Objective Perceptual Analysis - Video Karma Predictor

This is a kit for testing codecs objectively through FFmpeg.

It employs VMAF, SSIM, PSNR and also a Perceptual Hash metric.

Multiple encoding tests can be ran comparing the encoders and

the encodings, encoding techniques. The metrics and test harness

allow quick feedback to test theories and new code in FFmpeg.

There's objective metrics, graphs and easy comparisons historically.

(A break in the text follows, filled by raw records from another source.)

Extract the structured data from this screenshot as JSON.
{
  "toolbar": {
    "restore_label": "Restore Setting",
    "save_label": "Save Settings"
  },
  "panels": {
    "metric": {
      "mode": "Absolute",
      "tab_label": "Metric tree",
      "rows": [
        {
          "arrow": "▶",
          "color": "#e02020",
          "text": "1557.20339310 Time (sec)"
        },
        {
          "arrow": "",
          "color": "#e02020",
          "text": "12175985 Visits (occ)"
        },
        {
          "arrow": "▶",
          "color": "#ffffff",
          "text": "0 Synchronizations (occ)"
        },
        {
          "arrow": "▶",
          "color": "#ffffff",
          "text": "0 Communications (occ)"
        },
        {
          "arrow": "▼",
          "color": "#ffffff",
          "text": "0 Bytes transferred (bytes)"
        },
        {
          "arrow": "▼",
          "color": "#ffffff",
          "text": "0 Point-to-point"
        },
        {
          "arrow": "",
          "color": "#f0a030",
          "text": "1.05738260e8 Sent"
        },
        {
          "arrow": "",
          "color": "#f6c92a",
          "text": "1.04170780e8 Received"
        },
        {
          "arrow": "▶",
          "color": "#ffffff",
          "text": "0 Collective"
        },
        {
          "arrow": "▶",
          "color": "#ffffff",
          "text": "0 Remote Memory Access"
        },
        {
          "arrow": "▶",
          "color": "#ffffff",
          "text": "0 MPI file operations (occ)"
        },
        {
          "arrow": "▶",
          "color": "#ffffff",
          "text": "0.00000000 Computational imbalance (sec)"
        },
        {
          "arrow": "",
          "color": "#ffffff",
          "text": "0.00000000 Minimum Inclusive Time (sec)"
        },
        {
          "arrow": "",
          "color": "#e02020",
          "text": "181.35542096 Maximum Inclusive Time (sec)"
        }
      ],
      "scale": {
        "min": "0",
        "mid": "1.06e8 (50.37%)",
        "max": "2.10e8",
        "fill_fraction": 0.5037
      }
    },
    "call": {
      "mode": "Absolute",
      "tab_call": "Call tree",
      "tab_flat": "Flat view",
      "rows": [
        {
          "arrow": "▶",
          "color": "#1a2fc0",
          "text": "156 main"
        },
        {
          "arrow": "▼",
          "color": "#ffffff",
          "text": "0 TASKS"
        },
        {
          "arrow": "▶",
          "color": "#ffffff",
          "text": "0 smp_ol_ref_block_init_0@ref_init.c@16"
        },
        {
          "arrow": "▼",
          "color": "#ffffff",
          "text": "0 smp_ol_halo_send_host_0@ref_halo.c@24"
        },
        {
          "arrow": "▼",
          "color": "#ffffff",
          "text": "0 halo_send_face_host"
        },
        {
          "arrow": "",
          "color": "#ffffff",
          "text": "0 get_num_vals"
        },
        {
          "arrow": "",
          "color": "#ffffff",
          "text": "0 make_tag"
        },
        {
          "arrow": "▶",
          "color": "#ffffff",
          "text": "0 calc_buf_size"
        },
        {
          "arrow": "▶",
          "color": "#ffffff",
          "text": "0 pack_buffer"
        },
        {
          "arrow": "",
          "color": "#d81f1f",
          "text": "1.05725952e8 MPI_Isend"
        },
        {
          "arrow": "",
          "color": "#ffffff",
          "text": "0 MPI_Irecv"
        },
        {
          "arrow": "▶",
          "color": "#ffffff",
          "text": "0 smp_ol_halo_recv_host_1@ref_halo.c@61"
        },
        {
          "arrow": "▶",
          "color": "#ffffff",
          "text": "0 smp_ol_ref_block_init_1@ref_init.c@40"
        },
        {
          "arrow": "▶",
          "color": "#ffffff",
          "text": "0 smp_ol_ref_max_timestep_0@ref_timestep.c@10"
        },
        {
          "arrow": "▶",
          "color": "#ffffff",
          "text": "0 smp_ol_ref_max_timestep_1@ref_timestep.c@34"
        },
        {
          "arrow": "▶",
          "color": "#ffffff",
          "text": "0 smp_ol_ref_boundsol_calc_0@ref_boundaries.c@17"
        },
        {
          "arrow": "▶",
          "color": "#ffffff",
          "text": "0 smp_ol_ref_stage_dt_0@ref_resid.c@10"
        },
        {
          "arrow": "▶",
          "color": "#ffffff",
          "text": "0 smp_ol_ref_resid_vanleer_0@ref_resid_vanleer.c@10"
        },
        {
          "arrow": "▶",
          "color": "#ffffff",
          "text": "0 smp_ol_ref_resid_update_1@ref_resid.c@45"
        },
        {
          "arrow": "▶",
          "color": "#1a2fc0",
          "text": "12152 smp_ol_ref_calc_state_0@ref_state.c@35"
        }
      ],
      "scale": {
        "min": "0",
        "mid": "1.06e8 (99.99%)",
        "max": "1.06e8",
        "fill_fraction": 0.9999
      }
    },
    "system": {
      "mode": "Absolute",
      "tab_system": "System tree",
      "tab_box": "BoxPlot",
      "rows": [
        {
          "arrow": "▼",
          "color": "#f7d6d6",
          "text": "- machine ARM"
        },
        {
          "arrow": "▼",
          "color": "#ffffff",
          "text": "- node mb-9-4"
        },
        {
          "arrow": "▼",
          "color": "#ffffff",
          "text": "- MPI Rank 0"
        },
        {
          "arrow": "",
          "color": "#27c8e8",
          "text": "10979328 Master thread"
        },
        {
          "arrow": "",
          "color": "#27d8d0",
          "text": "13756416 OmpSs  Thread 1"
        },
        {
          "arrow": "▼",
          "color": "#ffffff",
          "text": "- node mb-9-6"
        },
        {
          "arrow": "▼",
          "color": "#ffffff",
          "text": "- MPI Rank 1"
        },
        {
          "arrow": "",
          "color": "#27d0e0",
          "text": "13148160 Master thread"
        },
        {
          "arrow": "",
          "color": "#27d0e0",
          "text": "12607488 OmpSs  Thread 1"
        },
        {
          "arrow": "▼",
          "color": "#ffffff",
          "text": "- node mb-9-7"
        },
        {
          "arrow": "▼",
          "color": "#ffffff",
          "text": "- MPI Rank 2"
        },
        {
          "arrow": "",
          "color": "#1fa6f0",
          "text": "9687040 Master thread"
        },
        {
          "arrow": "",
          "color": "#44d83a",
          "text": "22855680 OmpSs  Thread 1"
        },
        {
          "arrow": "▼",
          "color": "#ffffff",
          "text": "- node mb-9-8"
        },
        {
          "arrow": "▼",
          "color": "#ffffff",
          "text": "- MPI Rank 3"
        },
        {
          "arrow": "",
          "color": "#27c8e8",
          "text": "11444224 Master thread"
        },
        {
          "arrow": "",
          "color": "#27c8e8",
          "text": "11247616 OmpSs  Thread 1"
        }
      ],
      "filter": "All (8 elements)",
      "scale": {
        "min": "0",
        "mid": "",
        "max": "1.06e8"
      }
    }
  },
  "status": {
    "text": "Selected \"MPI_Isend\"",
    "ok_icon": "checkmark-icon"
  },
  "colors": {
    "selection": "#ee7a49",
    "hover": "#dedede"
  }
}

Use OpenCV img_hash frame comparisons in FFmpeg libavfilter for per title encoding / Perceptual Quality comparisons

Documentation on OpenCV img_hash: https://docs.opencv.org/trunk/d4/d93/group__img__hash.html

This will use perceptual hashes from OpenCV's img_hash module which includes PHash

and it the main algorithm used. Each video frame is compared to the last video frame

then a hamming distance is derived from the two hashes. This values shows the perceptual

similarity of the two images. The hamming distance is used to vary the encoders bitrate

or CRF level. Currently only X264 is supported in this implementation. 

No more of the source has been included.